Adrian Caldwell

Personal information
- Born: July 4, 1966 (age 60) Falls County, Texas, U.S.
- Listed height: 6 ft 8 in (2.03 m)
- Listed weight: 265 lb (120 kg)

Career information
- High school: West Oso (Corpus Christi, Texas)
- College: SMU (1986–1987); Lamar (1988–1989);
- NBA draft: 1989: undrafted
- Playing career: 1989–2000
- Position: Power forward
- Number: 44, 50, 45, 51

Career history
- 1989–1991: Houston Rockets
- 1991–1993: Pallacanestro Cantú
- 1993–1994: Kleenex Pistoia
- 1994: Houston Rockets
- 1994–1995: Sioux Falls Skyforce
- 1995: Fenerbahçe
- 1995–1996: Indiana Pacers
- 1996: New Jersey Nets
- 1997: Philadelphia 76ers
- 1997: Dallas Mavericks
- 1997: Rockford Lightning
- 1997–1998: La Crosse Bobcats
- 1998: CB Valladolid
- 2000: Atenas
- 2000: Toros de Aragua

Career NBA statistics
- Points: 390 (2.0 ppg)
- Rebounds: 496 (2.5 rpg)
- Steals: 56 (0.3 spg)
- Stats at NBA.com
- Stats at Basketball Reference

= Adrian Caldwell =

American basketball player (born 1966)

Adrian Bernard Caldwell (born July 4, 1966) is a retired American professional basketball player, who had a career in the National Basketball Association (NBA) from 1989 to 1997.
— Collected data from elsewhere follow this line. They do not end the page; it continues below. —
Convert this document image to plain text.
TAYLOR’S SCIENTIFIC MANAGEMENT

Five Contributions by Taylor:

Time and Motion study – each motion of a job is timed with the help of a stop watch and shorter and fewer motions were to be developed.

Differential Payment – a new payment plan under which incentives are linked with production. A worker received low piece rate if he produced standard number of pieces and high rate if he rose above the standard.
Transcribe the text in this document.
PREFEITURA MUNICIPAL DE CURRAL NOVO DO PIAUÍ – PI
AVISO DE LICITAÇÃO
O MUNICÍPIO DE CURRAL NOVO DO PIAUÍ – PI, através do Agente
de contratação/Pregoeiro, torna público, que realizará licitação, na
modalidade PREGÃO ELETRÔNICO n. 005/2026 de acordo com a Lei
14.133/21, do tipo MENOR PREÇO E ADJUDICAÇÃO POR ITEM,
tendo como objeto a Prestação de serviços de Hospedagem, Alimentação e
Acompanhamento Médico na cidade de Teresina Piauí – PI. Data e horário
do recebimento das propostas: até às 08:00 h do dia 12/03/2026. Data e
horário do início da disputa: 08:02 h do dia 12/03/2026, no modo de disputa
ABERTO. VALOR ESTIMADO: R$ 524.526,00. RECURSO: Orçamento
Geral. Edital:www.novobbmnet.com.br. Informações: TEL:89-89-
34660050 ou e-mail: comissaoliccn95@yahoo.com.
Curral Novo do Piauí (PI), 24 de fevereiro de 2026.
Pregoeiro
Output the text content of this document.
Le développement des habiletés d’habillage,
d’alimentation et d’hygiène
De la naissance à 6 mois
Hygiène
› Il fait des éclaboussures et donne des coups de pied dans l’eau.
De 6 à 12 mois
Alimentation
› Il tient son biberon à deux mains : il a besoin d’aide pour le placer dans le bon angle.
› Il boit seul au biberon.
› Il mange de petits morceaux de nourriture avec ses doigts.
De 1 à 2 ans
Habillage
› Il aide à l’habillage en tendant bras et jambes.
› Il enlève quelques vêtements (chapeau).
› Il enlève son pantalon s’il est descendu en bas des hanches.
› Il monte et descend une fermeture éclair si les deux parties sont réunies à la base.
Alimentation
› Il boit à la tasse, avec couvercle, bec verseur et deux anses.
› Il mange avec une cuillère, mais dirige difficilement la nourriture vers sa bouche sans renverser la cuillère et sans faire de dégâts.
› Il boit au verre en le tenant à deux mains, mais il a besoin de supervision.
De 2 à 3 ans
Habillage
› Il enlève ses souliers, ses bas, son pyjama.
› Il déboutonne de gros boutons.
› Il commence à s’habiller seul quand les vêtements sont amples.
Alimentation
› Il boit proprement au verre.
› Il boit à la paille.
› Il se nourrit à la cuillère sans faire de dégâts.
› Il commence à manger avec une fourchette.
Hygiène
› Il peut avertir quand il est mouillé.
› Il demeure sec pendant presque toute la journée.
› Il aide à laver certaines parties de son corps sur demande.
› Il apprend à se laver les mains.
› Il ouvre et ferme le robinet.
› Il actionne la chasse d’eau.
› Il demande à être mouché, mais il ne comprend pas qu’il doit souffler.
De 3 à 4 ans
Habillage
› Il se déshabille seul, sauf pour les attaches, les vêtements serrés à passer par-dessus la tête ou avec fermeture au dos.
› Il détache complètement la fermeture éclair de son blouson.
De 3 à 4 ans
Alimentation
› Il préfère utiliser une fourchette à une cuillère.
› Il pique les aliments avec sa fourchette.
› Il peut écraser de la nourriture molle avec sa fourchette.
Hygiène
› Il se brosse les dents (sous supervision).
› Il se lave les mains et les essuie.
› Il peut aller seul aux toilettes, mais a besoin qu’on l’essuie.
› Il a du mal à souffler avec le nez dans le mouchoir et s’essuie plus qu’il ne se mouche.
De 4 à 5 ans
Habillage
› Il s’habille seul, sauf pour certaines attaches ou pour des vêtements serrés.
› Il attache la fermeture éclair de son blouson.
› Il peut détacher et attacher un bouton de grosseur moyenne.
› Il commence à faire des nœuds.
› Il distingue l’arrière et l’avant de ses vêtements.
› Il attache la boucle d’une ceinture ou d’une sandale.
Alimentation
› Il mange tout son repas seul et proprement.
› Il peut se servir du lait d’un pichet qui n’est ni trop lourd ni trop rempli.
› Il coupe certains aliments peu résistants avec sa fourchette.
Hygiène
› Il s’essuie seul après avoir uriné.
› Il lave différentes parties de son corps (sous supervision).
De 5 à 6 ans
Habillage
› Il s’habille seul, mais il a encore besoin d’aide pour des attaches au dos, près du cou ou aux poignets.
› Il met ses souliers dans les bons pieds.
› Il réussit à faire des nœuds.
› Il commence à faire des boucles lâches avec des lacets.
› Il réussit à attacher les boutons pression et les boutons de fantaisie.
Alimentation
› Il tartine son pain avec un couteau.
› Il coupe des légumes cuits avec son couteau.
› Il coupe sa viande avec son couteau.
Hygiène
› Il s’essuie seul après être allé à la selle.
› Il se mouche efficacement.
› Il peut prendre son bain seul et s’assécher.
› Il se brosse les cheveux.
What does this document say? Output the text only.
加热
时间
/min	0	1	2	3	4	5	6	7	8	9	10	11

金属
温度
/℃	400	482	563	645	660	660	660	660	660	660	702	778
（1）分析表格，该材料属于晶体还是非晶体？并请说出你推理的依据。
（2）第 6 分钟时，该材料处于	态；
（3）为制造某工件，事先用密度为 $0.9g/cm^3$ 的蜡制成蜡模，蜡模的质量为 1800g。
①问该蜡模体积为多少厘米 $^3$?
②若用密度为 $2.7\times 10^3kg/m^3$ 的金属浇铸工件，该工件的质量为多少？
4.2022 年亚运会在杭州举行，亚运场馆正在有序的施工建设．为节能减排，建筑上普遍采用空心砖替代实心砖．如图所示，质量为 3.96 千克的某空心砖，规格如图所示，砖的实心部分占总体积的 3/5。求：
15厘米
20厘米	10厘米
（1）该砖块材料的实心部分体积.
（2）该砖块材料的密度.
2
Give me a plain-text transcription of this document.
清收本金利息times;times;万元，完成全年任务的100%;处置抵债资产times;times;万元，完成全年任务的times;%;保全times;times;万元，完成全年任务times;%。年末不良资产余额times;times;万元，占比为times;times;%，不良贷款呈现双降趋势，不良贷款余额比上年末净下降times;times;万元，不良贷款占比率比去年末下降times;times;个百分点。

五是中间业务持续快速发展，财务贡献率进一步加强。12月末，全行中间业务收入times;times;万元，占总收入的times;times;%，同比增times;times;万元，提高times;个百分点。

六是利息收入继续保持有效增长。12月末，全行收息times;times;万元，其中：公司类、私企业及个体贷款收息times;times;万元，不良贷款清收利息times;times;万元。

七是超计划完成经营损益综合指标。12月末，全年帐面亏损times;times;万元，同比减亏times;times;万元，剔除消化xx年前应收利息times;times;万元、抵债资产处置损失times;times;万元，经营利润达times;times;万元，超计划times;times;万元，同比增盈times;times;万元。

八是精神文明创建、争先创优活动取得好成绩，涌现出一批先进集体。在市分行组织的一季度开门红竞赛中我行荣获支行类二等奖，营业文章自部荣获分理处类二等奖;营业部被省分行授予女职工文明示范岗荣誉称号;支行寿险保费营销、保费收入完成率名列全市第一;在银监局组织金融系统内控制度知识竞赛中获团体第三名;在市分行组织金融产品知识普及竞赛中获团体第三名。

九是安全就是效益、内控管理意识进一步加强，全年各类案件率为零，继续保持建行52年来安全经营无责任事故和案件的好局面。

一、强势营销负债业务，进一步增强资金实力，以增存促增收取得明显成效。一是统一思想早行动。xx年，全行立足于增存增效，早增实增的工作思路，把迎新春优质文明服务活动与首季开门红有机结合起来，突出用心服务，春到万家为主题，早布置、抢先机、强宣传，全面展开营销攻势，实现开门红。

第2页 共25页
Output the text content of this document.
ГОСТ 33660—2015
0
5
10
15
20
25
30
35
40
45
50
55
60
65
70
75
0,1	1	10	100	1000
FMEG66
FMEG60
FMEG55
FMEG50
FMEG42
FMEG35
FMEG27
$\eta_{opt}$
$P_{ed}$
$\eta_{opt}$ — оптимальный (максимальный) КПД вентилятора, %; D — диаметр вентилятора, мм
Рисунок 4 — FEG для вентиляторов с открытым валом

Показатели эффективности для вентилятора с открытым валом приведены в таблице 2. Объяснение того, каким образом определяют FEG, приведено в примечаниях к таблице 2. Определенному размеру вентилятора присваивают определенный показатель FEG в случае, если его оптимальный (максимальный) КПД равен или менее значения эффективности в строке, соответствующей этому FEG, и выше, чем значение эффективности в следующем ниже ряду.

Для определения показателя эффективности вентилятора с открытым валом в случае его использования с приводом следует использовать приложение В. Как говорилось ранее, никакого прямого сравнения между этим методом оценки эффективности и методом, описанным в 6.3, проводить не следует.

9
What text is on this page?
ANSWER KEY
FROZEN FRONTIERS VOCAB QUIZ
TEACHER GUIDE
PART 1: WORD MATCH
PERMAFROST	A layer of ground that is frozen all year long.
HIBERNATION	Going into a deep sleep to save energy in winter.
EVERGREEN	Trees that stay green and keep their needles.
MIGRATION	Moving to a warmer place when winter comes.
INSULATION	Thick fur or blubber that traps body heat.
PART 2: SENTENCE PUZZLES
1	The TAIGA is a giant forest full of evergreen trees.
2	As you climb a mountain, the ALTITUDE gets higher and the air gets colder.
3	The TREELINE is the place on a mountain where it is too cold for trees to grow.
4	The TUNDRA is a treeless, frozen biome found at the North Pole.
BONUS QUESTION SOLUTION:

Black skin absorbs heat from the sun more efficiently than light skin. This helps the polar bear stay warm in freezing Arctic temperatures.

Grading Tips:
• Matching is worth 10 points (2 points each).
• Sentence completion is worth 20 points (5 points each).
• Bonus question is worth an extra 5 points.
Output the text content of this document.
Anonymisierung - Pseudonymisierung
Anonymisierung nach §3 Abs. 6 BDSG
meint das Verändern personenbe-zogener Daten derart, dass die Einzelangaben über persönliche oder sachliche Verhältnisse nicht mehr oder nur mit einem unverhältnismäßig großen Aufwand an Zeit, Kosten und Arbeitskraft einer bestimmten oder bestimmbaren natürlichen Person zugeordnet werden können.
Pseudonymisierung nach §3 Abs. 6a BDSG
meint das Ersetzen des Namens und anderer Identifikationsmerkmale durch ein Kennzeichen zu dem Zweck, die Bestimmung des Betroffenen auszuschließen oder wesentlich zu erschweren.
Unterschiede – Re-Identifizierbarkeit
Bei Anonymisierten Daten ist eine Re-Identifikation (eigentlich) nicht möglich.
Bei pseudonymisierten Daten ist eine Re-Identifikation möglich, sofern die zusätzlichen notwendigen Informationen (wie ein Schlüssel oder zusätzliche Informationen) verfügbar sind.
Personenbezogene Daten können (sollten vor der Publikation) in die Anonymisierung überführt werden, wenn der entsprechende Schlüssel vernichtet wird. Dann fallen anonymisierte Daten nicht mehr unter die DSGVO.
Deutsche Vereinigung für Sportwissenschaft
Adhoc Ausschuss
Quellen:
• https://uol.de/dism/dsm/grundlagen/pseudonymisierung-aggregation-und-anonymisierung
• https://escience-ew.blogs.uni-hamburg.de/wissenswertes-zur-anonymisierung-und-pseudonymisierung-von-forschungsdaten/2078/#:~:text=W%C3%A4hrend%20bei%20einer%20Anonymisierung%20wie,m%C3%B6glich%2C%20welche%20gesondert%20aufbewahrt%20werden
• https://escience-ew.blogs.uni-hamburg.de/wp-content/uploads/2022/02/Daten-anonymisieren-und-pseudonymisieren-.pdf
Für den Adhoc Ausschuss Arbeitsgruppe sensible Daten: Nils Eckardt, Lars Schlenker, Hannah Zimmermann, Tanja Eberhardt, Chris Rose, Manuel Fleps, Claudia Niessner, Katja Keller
An undersized center (2.05 m), Caldwell attended Southern Methodist University and Lamar University, both in Texas.

Undrafted in 1989, he then played professionally for five NBA teams including the Houston Rockets, Indiana Pacers, New Jersey Nets, Philadelphia 76ers, and Dallas Mavericks.